Sunset, Arizona—one of a series of farming communities along the Little Colorado River in the late 1870s—was established by Lot Smith and his Mormon followers. Frequent floods forced the settlers to abandon Sunset in the early 1880s, and the community was eventually washed away. The cemetery, located on a small hill overlooking the river, survived and can be visited. Three of Lot Smith's children are among the cemetery population.

Four of the sites are listed on the National Register of Historic Places.

== Exhibits and activities ==
The visitor center displays pottery sherds, baskets, and other artifacts, as well as offering an introduction to the human history of the park area and the flora and fauna of the park. Books and authentic Hopi art works are available for sale.

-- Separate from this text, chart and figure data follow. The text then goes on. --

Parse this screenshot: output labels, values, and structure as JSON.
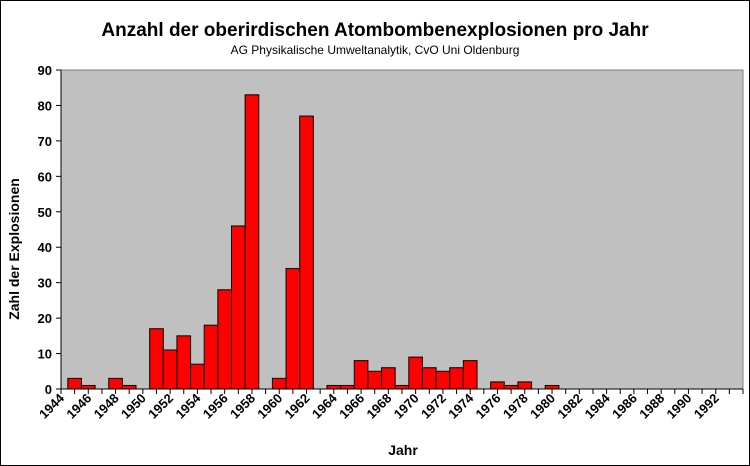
{
  "chart_data": {
    "type": "bar",
    "title": "Anzahl der oberirdischen Atombombenexplosionen pro Jahr",
    "subtitle": "AG Physikalische Umweltanalytik, CvO Uni Oldenburg",
    "xlabel": "Jahr",
    "ylabel": "Zahl der Explosionen",
    "ylim": [
      0,
      90
    ],
    "yticks": [
      0,
      10,
      20,
      30,
      40,
      50,
      60,
      70,
      80,
      90
    ],
    "grid": false,
    "plot_background": "#C0C0C0",
    "bar_color": "#FF0000",
    "x_tick_labels": [
      "1944",
      "1946",
      "1948",
      "1950",
      "1952",
      "1954",
      "1956",
      "1958",
      "1960",
      "1962",
      "1964",
      "1966",
      "1968",
      "1970",
      "1972",
      "1974",
      "1976",
      "1978",
      "1980",
      "1982",
      "1984",
      "1986",
      "1988",
      "1990",
      "1992"
    ],
    "x": [
      1945,
      1946,
      1947,
      1948,
      1949,
      1950,
      1951,
      1952,
      1953,
      1954,
      1955,
      1956,
      1957,
      1958,
      1959,
      1960,
      1961,
      1962,
      1963,
      1964,
      1965,
      1966,
      1967,
      1968,
      1969,
      1970,
      1971,
      1972,
      1973,
      1974,
      1975,
      1976,
      1977,
      1978,
      1979,
      1980,
      1981,
      1982,
      1983,
      1984,
      1985,
      1986,
      1987,
      1988,
      1989,
      1990,
      1991,
      1992,
      1993
    ],
    "values": [
      3,
      1,
      0,
      3,
      1,
      0,
      17,
      11,
      15,
      7,
      18,
      28,
      46,
      83,
      0,
      3,
      34,
      77,
      0,
      1,
      1,
      8,
      5,
      6,
      1,
      9,
      6,
      5,
      6,
      8,
      0,
      2,
      1,
      2,
      0,
      1,
      0,
      0,
      0,
      0,
      0,
      0,
      0,
      0,
      0,
      0,
      0,
      0,
      0
    ]
  }
}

Out of the seven Homolovi ruins, two are open to visitors. Homolovi II, the largest and most thoroughly excavated site, has a sidewalk and interpretive signs. It was occupied between 1330 and 1400, and has about 1200 rooms. Archaeologists believe that the inhabitants were trading cotton for pottery with the inhabitants of the Hopi Mesas. This ruin also features three large rectangular plazas and about forty kivas (underground ceremonial chambers). There are also several clusters of pit-houses, occupied before 1260, which appear as mere depressions in the earth. Petroglyphs may be seen along certain sections of a nearby trail (Tsu'vo).

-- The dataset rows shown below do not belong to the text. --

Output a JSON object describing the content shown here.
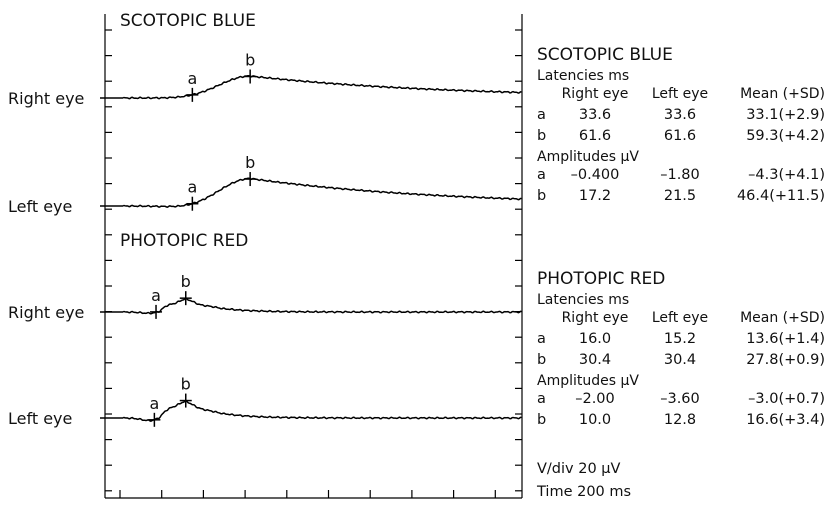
{
  "chart_data": {
    "type": "line",
    "traces": [
      {
        "section": "SCOTOPIC BLUE",
        "eye": "Right eye",
        "markers": [
          {
            "label": "a",
            "time_ms": 33.6
          },
          {
            "label": "b",
            "time_ms": 61.6
          }
        ],
        "shape": {
          "a_t": 33.6,
          "b_t": 61.6,
          "a_amp": -0.4,
          "b_amp": 17.2,
          "decay_ms": 95
        }
      },
      {
        "section": "SCOTOPIC BLUE",
        "eye": "Left eye",
        "markers": [
          {
            "label": "a",
            "time_ms": 33.6
          },
          {
            "label": "b",
            "time_ms": 61.6
          }
        ],
        "shape": {
          "a_t": 33.6,
          "b_t": 61.6,
          "a_amp": -1.8,
          "b_amp": 21.5,
          "decay_ms": 95
        }
      },
      {
        "section": "PHOTOPIC RED",
        "eye": "Right eye",
        "markers": [
          {
            "label": "a",
            "time_ms": 16.0
          },
          {
            "label": "b",
            "time_ms": 30.4
          }
        ],
        "shape": {
          "a_t": 16.0,
          "b_t": 30.4,
          "a_amp": -2.0,
          "b_amp": 10.0,
          "decay_ms": 14
        }
      },
      {
        "section": "PHOTOPIC RED",
        "eye": "Left eye",
        "markers": [
          {
            "label": "a",
            "time_ms": 15.2
          },
          {
            "label": "b",
            "time_ms": 30.4
          }
        ],
        "shape": {
          "a_t": 15.2,
          "b_t": 30.4,
          "a_amp": -3.6,
          "b_amp": 12.8,
          "decay_ms": 14
        }
      }
    ],
    "x_range_ms": [
      0,
      200
    ],
    "tables": [
      {
        "title": "SCOTOPIC BLUE",
        "columns": [
          "Right eye",
          "Left eye",
          "Mean (+SD)"
        ],
        "groups": [
          {
            "heading": "Latencies ms",
            "rows": [
              {
                "label": "a",
                "values": [
                  "33.6",
                  "33.6",
                  "33.1(+2.9)"
                ]
              },
              {
                "label": "b",
                "values": [
                  "61.6",
                  "61.6",
                  "59.3(+4.2)"
                ]
              }
            ]
          },
          {
            "heading": "Amplitudes µV",
            "rows": [
              {
                "label": "a",
                "values": [
                  "–0.400",
                  "–1.80",
                  "–4.3(+4.1)"
                ]
              },
              {
                "label": "b",
                "values": [
                  "17.2",
                  "21.5",
                  "46.4(+11.5)"
                ]
              }
            ]
          }
        ]
      },
      {
        "title": "PHOTOPIC RED",
        "columns": [
          "Right eye",
          "Left eye",
          "Mean (+SD)"
        ],
        "groups": [
          {
            "heading": "Latencies ms",
            "rows": [
              {
                "label": "a",
                "values": [
                  "16.0",
                  "15.2",
                  "13.6(+1.4)"
                ]
              },
              {
                "label": "b",
                "values": [
                  "30.4",
                  "30.4",
                  "27.8(+0.9)"
                ]
              }
            ]
          },
          {
            "heading": "Amplitudes µV",
            "rows": [
              {
                "label": "a",
                "values": [
                  "–2.00",
                  "–3.60",
                  "–3.0(+0.7)"
                ]
              },
              {
                "label": "b",
                "values": [
                  "10.0",
                  "12.8",
                  "16.6(+3.4)"
                ]
              }
            ]
          }
        ]
      }
    ],
    "scale": {
      "vdiv": "V/div   20 µV",
      "time": "Time   200 ms"
    }
  }
}
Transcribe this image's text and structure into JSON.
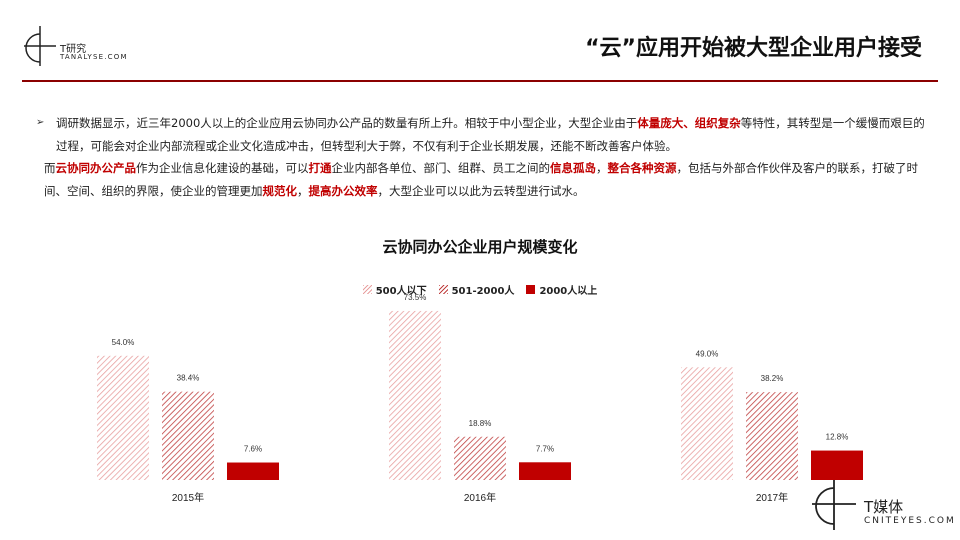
{
  "header": {
    "logo_brand": "T研究",
    "logo_site": "TANALYSE.COM",
    "title": "“云”应用开始被大型企业用户接受"
  },
  "body": {
    "bullet": "➢",
    "p1": [
      {
        "t": "调研数据显示，近三年2000人以上的企业应用云协同办公产品的数量有所上升。相较于中小型企业，大型企业由于",
        "hl": false
      },
      {
        "t": "体量庞大、组织复杂",
        "hl": true
      },
      {
        "t": "等特性，其转型是一个缓慢而艰巨的过程，可能会对企业内部流程或企业文化造成冲击，但转型利大于弊，不仅有利于企业长期发展，还能不断改善客户体验。",
        "hl": false
      }
    ],
    "p2": [
      {
        "t": "而",
        "hl": false
      },
      {
        "t": "云协同办公产品",
        "hl": true
      },
      {
        "t": "作为企业信息化建设的基础，可以",
        "hl": false
      },
      {
        "t": "打通",
        "hl": true
      },
      {
        "t": "企业内部各单位、部门、组群、员工之间的",
        "hl": false
      },
      {
        "t": "信息孤岛",
        "hl": true
      },
      {
        "t": "，",
        "hl": false
      },
      {
        "t": "整合各种资源",
        "hl": true
      },
      {
        "t": "，包括与外部合作伙伴及客户的联系，打破了时间、空间、组织的界限，使企业的管理更加",
        "hl": false
      },
      {
        "t": "规范化",
        "hl": true
      },
      {
        "t": "，",
        "hl": false
      },
      {
        "t": "提高办公效率",
        "hl": true
      },
      {
        "t": "，大型企业可以以此为云转型进行试水。",
        "hl": false
      }
    ]
  },
  "chart_data": {
    "type": "bar",
    "title": "云协同办公企业用户规模变化",
    "categories": [
      "2015年",
      "2016年",
      "2017年"
    ],
    "series": [
      {
        "name": "500人以下",
        "values": [
          54.0,
          73.5,
          49.0
        ],
        "labels": [
          "54.0%",
          "73.5%",
          "49.0%"
        ],
        "style": "light-hatch",
        "color": "#e8a0a0"
      },
      {
        "name": "501-2000人",
        "values": [
          38.4,
          18.8,
          38.2
        ],
        "labels": [
          "38.4%",
          "18.8%",
          "38.2%"
        ],
        "style": "mid-hatch",
        "color": "#c04040"
      },
      {
        "name": "2000人以上",
        "values": [
          7.6,
          7.7,
          12.8
        ],
        "labels": [
          "7.6%",
          "7.7%",
          "12.8%"
        ],
        "style": "solid",
        "color": "#c00000"
      }
    ],
    "ylim": [
      0,
      100
    ],
    "legend_position": "top-center",
    "grid": false
  },
  "footer": {
    "logo_brand": "T媒体",
    "logo_site": "CNITEYES.COM"
  }
}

Hikers, mountain bikers, and horseback riders can use the 6 mi of unshaded dirt roads in the park along with the trails leading to archaeological sites.

== Wildlife ==
A bird checklist, available at the visitor center, lists over 100 species that can be found in the area. These include notable species such as hawks, golden eagles, killdeer, Gambel's quail, great blue herons, and red-shafted flickers. Many mammals can also be seen in the park, such as gray foxes, bobcats, badgers, prairie dogs, desert cottontails, jackrabbits, and porcupines. Reptiles found in the area include the Hopi rattlesnake, western king rattlesnake, horned lizards, common collared lizards, bull snakes, and desert spiny lizards.

== Location and visitor information ==
The entrance to the park is located on Arizona State Route 87, 1.3 mi north of Exit 257 off of Interstate 40.